Play with time ratio. There's no better way to fake something than no faking it at all so... don't create an universe and then tweak it in different places in order to make it look different.

Either with a simulation or with a magic-handwaved stuff, just create the universe as big as you want and set the time speed 1.3M times faster (like pressing fast-forward on your radio tape but more extreme) wait for some thousands of years and then set the time ratio at 1 again.

Then you can select (or create) a proper place for your tiny puny humans to be.

Doing things this way you're less prone to errors that your humans may notice if they get smart enough like: "We learned how to measure the age of photons and this light should be 13By old but appears to be only 15Ky old, isn't that odd?".

With the idea of an all-powerful god, you don't even need a universe. You just need the perception of everything going on around an individual in the universe.

This god could be creating everything as the individual perceives the world around them. This is why a pen that you put on your desk a minute ago is not able to be found when looking at your desk, until you find it again right where you left it sometime later, still on your desk.

Depending on how busy you want this god to be, everything gets destroyed when it goes unobserved, so everything outside of the individual's level of perception is destroyed. So, turning the corner in a building causes the creation of the building around the corner and destruction of the building behind the corner.

If you want to go even smaller, your god could simply be inputting sensations directly into a brain so it only believes it has a body and is perceiving a world an universe.

Maybe god decides to change it up on occasion and make a large universe for a while, and eventually decides that's too boring. Then goes really small, and gets wore out constantly creating all the personalities and matter the individual interacts with. Decides on a medium size of the Earth + atmosphere, and simply imitated the rest.

Neal Armstrong didn't actually go to the moon. He, his crew, and craft disintegrated beyond the atmosphere, was impersonated by the deity for the duration, then was re-materialized on re-entry. All the memories, materials gathered, equipment left behind, etc. was all faked by god, since there really isn't a moon anyway.

All the star radiation is continually created for is humans to "observe" the cosmos, which doesn't exist. Voyager 1 no longer exists, except as an imitated data stream that the deity impersonates.

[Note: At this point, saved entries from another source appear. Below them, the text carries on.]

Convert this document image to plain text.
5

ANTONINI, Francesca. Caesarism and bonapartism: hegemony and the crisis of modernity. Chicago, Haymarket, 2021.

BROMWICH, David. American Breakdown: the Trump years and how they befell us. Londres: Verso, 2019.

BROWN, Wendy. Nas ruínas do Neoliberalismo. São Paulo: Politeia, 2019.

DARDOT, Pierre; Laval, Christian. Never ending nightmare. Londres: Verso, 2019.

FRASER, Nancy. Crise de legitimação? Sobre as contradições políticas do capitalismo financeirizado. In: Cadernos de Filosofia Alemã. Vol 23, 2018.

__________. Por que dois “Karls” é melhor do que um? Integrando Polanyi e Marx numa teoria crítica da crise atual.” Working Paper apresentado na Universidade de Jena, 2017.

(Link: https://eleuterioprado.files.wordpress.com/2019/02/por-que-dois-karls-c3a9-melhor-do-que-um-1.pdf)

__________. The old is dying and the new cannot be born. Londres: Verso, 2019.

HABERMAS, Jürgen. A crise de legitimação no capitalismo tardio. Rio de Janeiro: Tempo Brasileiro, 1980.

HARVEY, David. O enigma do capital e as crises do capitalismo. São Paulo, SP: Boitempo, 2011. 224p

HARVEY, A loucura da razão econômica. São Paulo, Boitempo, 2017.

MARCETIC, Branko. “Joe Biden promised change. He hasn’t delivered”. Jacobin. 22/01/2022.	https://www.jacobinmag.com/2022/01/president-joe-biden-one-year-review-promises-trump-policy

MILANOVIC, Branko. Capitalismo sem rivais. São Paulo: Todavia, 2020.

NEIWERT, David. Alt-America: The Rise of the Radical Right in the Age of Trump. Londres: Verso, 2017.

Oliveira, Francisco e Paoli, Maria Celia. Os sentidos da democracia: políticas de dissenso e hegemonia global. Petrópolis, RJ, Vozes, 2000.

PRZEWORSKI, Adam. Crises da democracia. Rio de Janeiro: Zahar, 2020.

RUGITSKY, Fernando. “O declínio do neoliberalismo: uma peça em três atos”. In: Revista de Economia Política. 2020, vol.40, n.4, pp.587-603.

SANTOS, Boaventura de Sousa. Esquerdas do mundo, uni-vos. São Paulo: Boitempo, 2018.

Your story could encompass a history/snippets of the various points in "history" where god made these different size decisions. He could also have a brief antagonist that finds a technology to detect these changes, only to wipe them out as if they never existed.

You can even go to the extreme end of the story and have god decide that his creation has run the limit of his interest and wipe it out to start over. Even during the middle of the story, you can have god take a nap, eat supper, try separate mini-experiments, all with the ease of putting us on "pause" the same we do with a video game.

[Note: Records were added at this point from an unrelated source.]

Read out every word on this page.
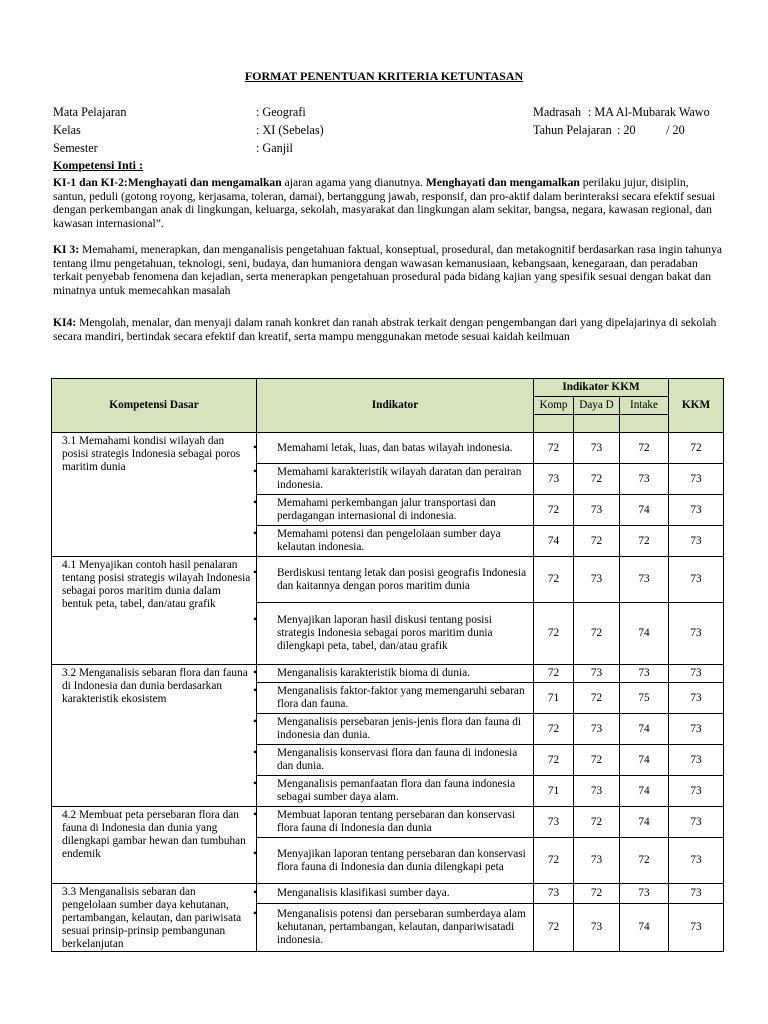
FORMAT PENENTUAN KRITERIA KETUNTASAN
Mata Pelajaran	: Geografi
Kelas	: XI (Sebelas)
Semester	: Ganjil
Madrasah : MA Al-Mubarak Wawo
Tahun Pelajaran : 20          / 20
Kompetensi Inti :
KI-1 dan KI-2:Menghayati dan mengamalkan ajaran agama yang dianutnya. Menghayati dan mengamalkan perilaku jujur, disiplin, santun, peduli (gotong royong, kerjasama, toleran, damai), bertanggung jawab, responsif, dan pro-aktif dalam berinteraksi secara efektif sesuai dengan perkembangan anak di lingkungan, keluarga, sekolah, masyarakat dan lingkungan alam sekitar, bangsa, negara, kawasan regional, dan kawasan internasional”.
KI 3: Memahami, menerapkan, dan menganalisis pengetahuan faktual, konseptual, prosedural, dan metakognitif berdasarkan rasa ingin tahunya tentang ilmu pengetahuan, teknologi, seni, budaya, dan humaniora dengan wawasan kemanusiaan, kebangsaan, kenegaraan, dan peradaban terkait penyebab fenomena dan kejadian, serta menerapkan pengetahuan prosedural pada bidang kajian yang spesifik sesuai dengan bakat dan minatnya untuk memecahkan masalah
KI4: Mengolah, menalar, dan menyaji dalam ranah konkret dan ranah abstrak terkait dengan pengembangan dari yang dipelajarinya di sekolah secara mandiri, bertindak secara efektif dan kreatif, serta mampu menggunakan metode sesuai kaidah keilmuan
Kompetensi Dasar	Indikator	Indikator KKM			KKM
		Komp	Daya D	Intake	

3.1 Memahami kondisi wilayah dan posisi strategis Indonesia sebagai poros maritim dunia	• Memahami letak, luas, dan batas wilayah indonesia.	72	73	72	72

	• Memahami karakteristik wilayah daratan dan perairan indonesia.	73	72	73	73

	• Memahami perkembangan jalur transportasi dan perdagangan internasional di indonesia.	72	73	74	73

	• Memahami potensi dan pengelolaan sumber daya kelautan indonesia.	74	72	72	73
4.1 Menyajikan contoh hasil penalaran tentang posisi strategis wilayah Indonesia sebagai poros maritim dunia dalam bentuk peta, tabel, dan/atau grafik	• Berdiskusi tentang letak dan posisi geografis Indonesia dan kaitannya dengan poros maritim dunia	72	73	73	73

	• Menyajikan laporan hasil diskusi tentang posisi strategis Indonesia sebagai poros maritim dunia dilengkapi peta, tabel, dan/atau grafik	72	72	74	73
3.2 Menganalisis sebaran flora dan fauna di Indonesia dan dunia berdasarkan karakteristik ekosistem	• Menganalisis karakteristik bioma di dunia.	72	73	73	73

	• Menganalisis faktor-faktor yang memengaruhi sebaran flora dan fauna.	71	72	75	73

	• Menganalisis persebaran jenis-jenis flora dan fauna di indonesia dan dunia.	72	73	74	73

	• Menganalisis konservasi flora dan fauna di indonesia dan dunia.	72	72	74	73

	• Menganalisis pemanfaatan flora dan fauna indonesia sebagai sumber daya alam.	71	73	74	73
4.2 Membuat peta persebaran flora dan fauna di Indonesia dan dunia yang dilengkapi gambar hewan dan tumbuhan endemik	• Membuat laporan tentang persebaran dan konservasi flora fauna di Indonesia dan dunia	73	72	74	73

	• Menyajikan laporan tentang persebaran dan konservasi flora fauna di Indonesia dan dunia dilengkapi peta	72	73	72	73
3.3 Menganalisis sebaran dan pengelolaan sumber daya kehutanan, pertambangan, kelautan, dan pariwisata sesuai prinsip-prinsip pembangunan berkelanjutan	• Menganalisis klasifikasi sumber daya.	73	72	73	73

	• Menganalisis potensi dan persebaran sumberdaya alam kehutanan, pertambangan, kelautan, danpariwisatadi indonesia.	72	73	74	73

Maybe she even takes a few year hiatus (her time frame), and starts things up again. This could account for the middle ages. She was getting tired and annoyed, so she had everyone warring and dying of plague. Then she decides to "take a break", and when she comes back with renewed vigor and ideas, we get the industrial revolution. Everything was paused, so there's no gap in control, just a different desired direction for everything to follow.

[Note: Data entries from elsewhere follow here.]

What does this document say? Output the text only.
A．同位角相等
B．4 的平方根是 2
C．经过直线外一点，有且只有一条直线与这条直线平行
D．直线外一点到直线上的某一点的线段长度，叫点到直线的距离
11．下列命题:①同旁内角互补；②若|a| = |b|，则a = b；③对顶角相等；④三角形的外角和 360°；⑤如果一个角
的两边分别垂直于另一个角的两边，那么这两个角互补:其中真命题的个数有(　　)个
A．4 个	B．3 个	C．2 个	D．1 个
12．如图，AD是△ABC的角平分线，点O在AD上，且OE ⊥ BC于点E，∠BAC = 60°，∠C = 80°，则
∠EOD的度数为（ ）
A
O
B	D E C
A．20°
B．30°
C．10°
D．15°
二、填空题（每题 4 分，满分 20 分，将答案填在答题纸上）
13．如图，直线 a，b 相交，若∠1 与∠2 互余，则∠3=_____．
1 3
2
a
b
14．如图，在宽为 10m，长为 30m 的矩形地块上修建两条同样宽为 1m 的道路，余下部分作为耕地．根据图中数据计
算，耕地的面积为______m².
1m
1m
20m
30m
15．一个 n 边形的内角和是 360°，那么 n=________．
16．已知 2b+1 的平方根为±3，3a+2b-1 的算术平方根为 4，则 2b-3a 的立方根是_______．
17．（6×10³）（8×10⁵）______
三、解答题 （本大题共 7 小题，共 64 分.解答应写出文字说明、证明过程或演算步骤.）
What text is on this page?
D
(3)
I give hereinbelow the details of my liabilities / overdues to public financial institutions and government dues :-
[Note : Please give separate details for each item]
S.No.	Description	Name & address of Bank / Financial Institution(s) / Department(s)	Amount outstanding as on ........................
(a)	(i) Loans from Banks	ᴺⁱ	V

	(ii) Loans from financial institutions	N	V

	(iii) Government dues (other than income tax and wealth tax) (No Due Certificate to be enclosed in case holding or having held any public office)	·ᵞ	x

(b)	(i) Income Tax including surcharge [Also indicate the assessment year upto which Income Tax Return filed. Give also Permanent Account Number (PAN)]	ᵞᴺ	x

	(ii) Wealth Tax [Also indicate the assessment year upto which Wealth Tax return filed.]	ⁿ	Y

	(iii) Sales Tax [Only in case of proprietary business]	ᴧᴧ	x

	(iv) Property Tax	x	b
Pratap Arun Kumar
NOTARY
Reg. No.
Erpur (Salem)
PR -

Since this is god, it can control "time", so it can closely watch a dozen different people in the same time frame. It decides to study Thomas Edison and how he competed with Nicola Tesla, but at sometime later decides to watch Tesla and see how it felt to be harassed by Edison.

You know what, I think I've described a different novel than what you wanted. Sorry. Feel free to use these ideas or even write another book based on this post. This can still fit the Judeo-Christian idea of god, since we really don't know what god does, now that he's done "creating" the "universe".